Global warming, deforestation, nature conservation. All major environmental challenges that call for major measures. To see what the effects of these measures are, observation data from the Earth is used. Researchers at LIACS receive €90,000 from the European Space Agency (ESA). With this they are investigating how they can use automated machine learning to build better models with observation data from the earth.

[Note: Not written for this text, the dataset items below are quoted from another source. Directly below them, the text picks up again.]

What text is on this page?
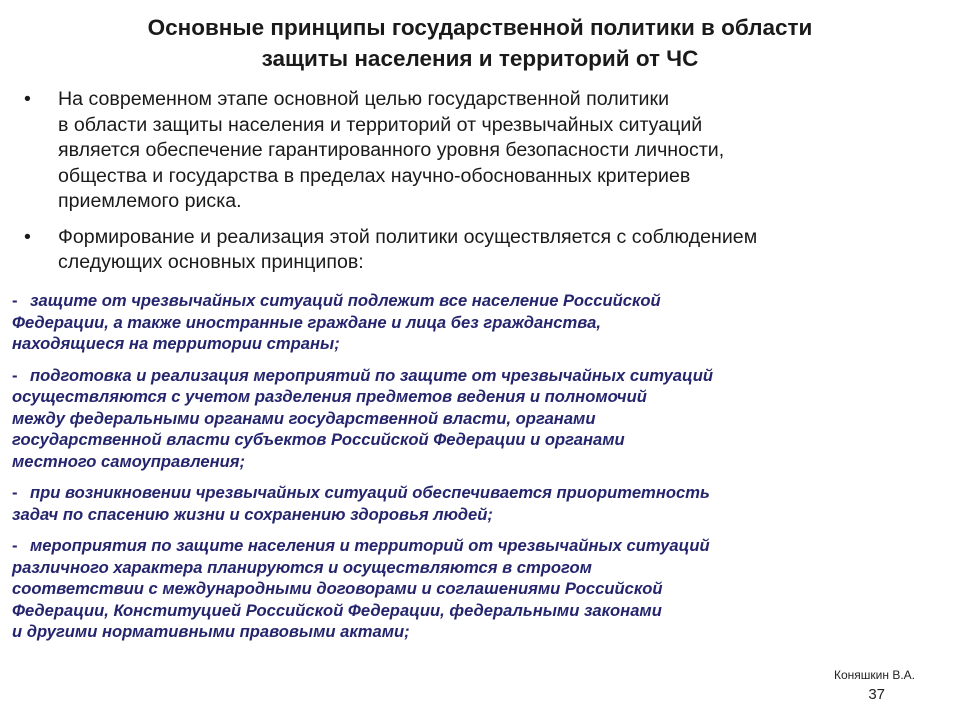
Основные принципы государственной политики в области
защиты населения и территорий от ЧС
•	На современном этапе основной целью государственной политики
в области защиты населения и территорий от чрезвычайных ситуаций
является обеспечение гарантированного уровня безопасности личности,
общества и государства в пределах научно-обоснованных критериев
приемлемого риска.
•	Формирование и реализация этой политики осуществляется с соблюдением
следующих основных принципов:
- защите от чрезвычайных ситуаций подлежит все население Российской
Федерации, а также иностранные граждане и лица без гражданства,
находящиеся на территории страны;
- подготовка и реализация мероприятий по защите от чрезвычайных ситуаций
осуществляются с учетом разделения предметов ведения и полномочий
между федеральными органами государственной власти, органами
государственной власти субъектов Российской Федерации и органами
местного самоуправления;
- при возникновении чрезвычайных ситуаций обеспечивается приоритетность
задач по спасению жизни и сохранению здоровья людей;
- мероприятия по защите населения и территорий от чрезвычайных ситуаций
различного характера планируются и осуществляются в строгом
соответствии с международными договорами и соглашениями Российской
Федерации, Конституцией Российской Федерации, федеральными законами
и другими нормативными правовыми актами;
Коняшкин В.А.
37
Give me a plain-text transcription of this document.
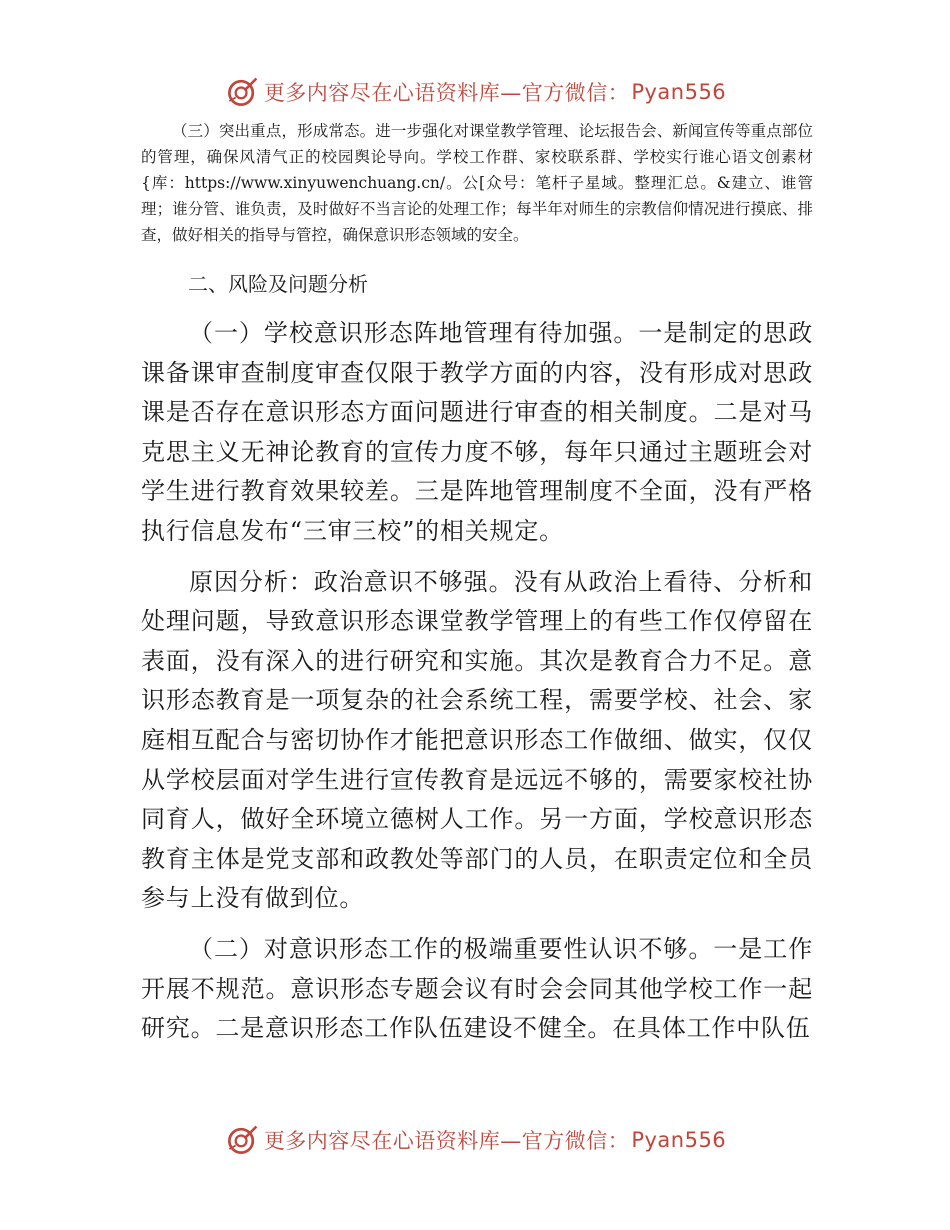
更多内容尽在心语资料库—官方微信： Pyan556

（三）突出重点，形成常态。进一步强化对课堂教学管理、论坛报告会、新闻宣传等重点部位的管理，确保风清气正的校园舆论导向。学校工作群、家校联系群、学校实行谁心语文创素材{库：https://www.xinyuwenchuang.cn/。公[众号：笔杆子星域。整理汇总。&建立、谁管理；谁分管、谁负责，及时做好不当言论的处理工作；每半年对师生的宗教信仰情况进行摸底、排查，做好相关的指导与管控，确保意识形态领域的安全。

二、风险及问题分析

（一）学校意识形态阵地管理有待加强。一是制定的思政课备课审查制度审查仅限于教学方面的内容，没有形成对思政课是否存在意识形态方面问题进行审查的相关制度。二是对马克思主义无神论教育的宣传力度不够，每年只通过主题班会对学生进行教育效果较差。三是阵地管理制度不全面，没有严格执行信息发布“三审三校”的相关规定。

原因分析：政治意识不够强。没有从政治上看待、分析和处理问题，导致意识形态课堂教学管理上的有些工作仅停留在表面，没有深入的进行研究和实施。其次是教育合力不足。意识形态教育是一项复杂的社会系统工程，需要学校、社会、家庭相互配合与密切协作才能把意识形态工作做细、做实，仅仅从学校层面对学生进行宣传教育是远远不够的，需要家校社协同育人，做好全环境立德树人工作。另一方面，学校意识形态教育主体是党支部和政教处等部门的人员，在职责定位和全员参与上没有做到位。

（二）对意识形态工作的极端重要性认识不够。一是工作开展不规范。意识形态专题会议有时会会同其他学校工作一起研究。二是意识形态工作队伍建设不健全。在具体工作中队伍

更多内容尽在心语资料库—官方微信： Pyan556
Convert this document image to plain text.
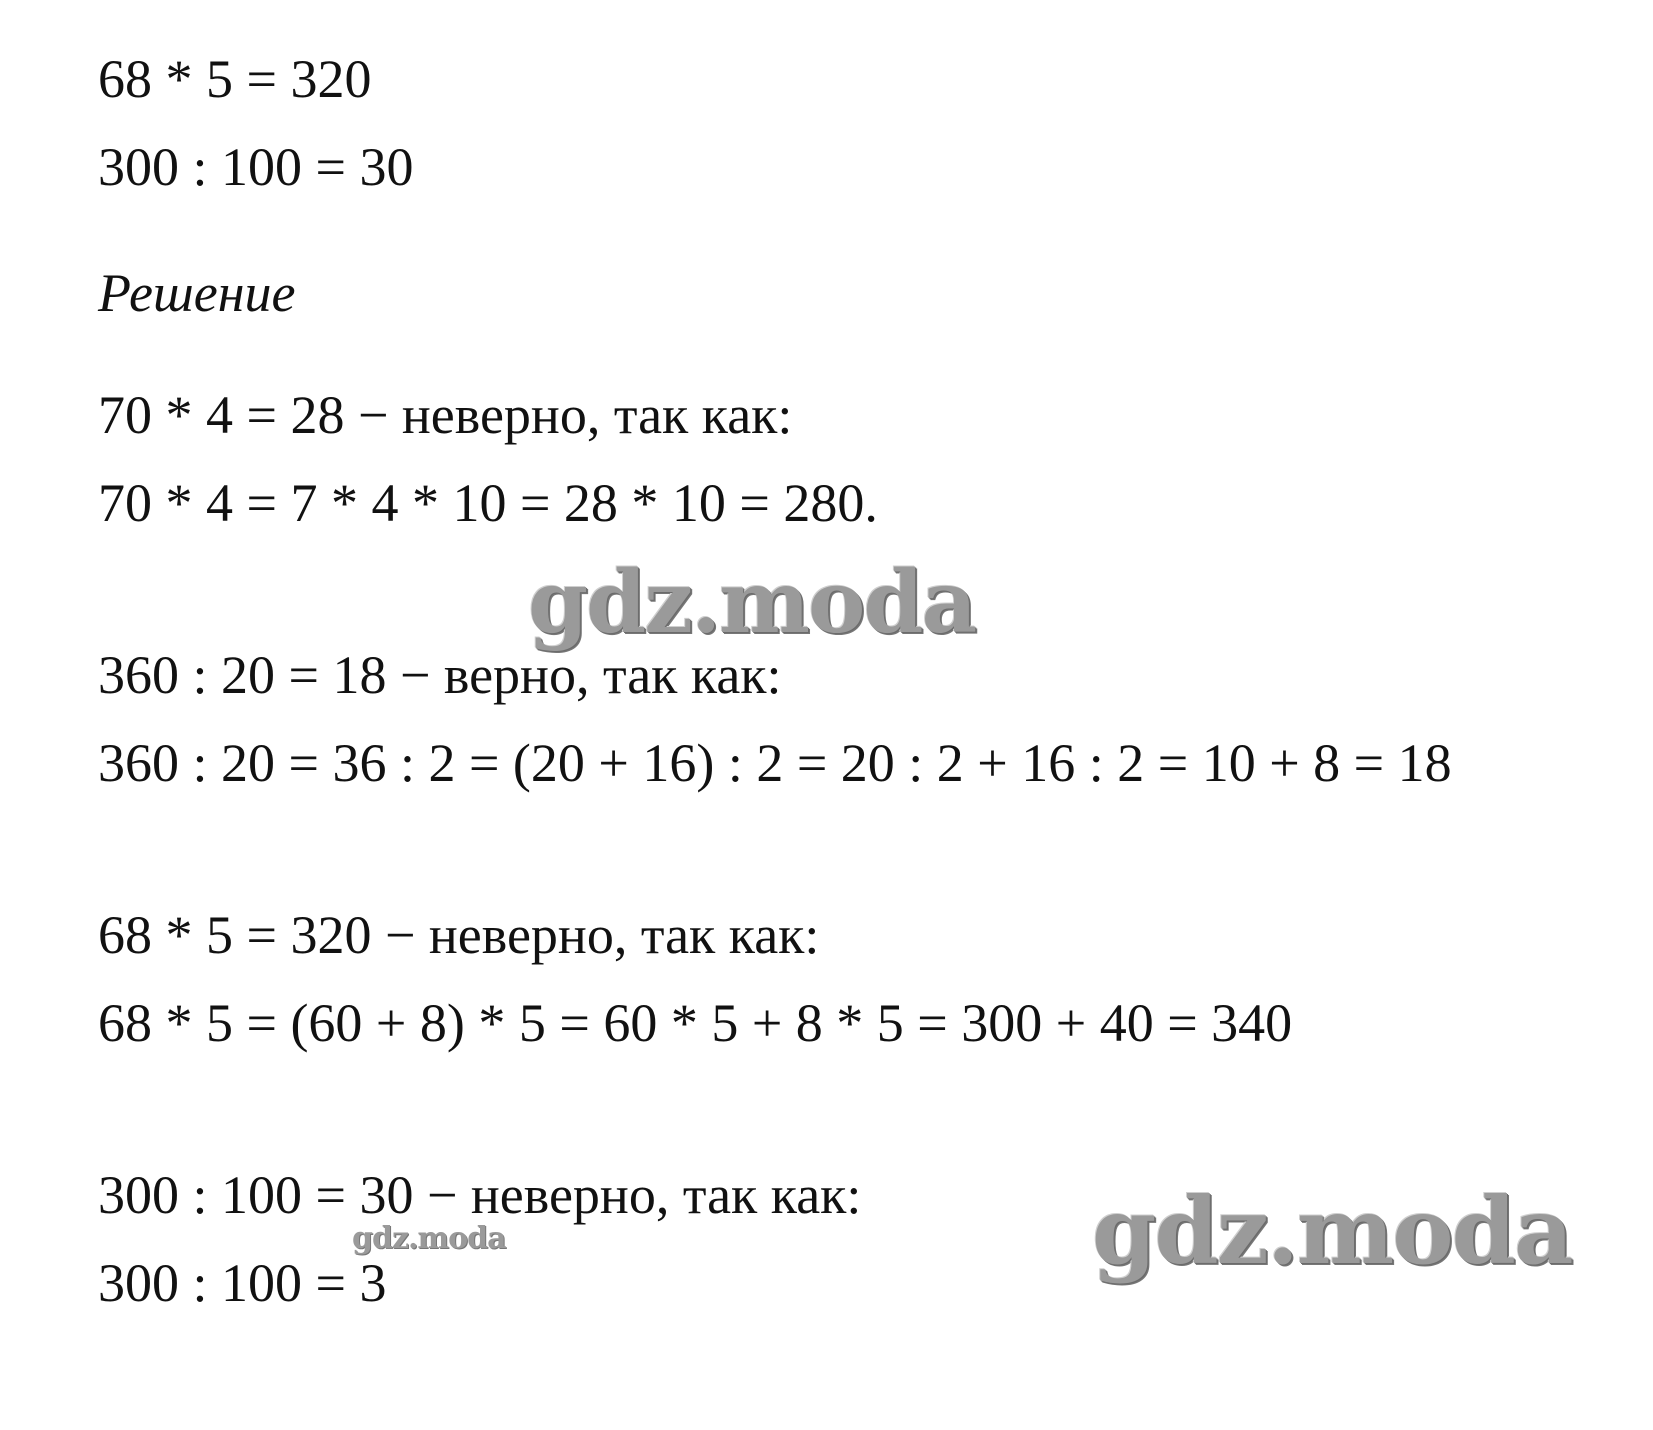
68 * 5 = 320
300 : 100 = 30
Решение
70 * 4 = 28 − неверно, так как:
70 * 4 = 7 * 4 * 10 = 28 * 10 = 280.
360 : 20 = 18 − верно, так как:
360 : 20 = 36 : 2 = (20 + 16) : 2 = 20 : 2 + 16 : 2 = 10 + 8 = 18
68 * 5 = 320 − неверно, так как:
68 * 5 = (60 + 8) * 5 = 60 * 5 + 8 * 5 = 300 + 40 = 340
300 : 100 = 30 − неверно, так как:
300 : 100 = 3
gdz.moda
gdz.moda
gdz.moda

A digital twin of the Earth
Laurens Arp, Mitra Baratchi and Holger Hoos are working with this grant on improving a digital twin of the earth. This is a collection of models that provide a complete picture of the complex environmental processes that interact on earth. These models can simulate the effects of measures against major problems, such as global warming. The models can also predict the future of the earth after these measures have been taken. In this way, the digital twins support decision-making to tackle major problems.
Creating hybrid models
There are two general ways of analysing observational data from the Earth.'There are theory-driven and data-driven models, which complement each other in their abilities and drawbacks. Therefore, we want to investigate how we can combine them into a hybrid model,' explains Mitra Baratchi. 'The aim is to automatically supplement the models created by machine learning with the knowledge we obtain from physical models. In this way, machine learning becomes available to non-machine learning experts and that can remove existing barriers.'
Collaboration
In this project, LIACS researchers are working closely with the European Space Agency (ESA-ESRIN, Phi-Lab) and environmental scientists from Leiden University's Institute of Environmental Sciences (CML), in particular Prof. Peter van Bodegom.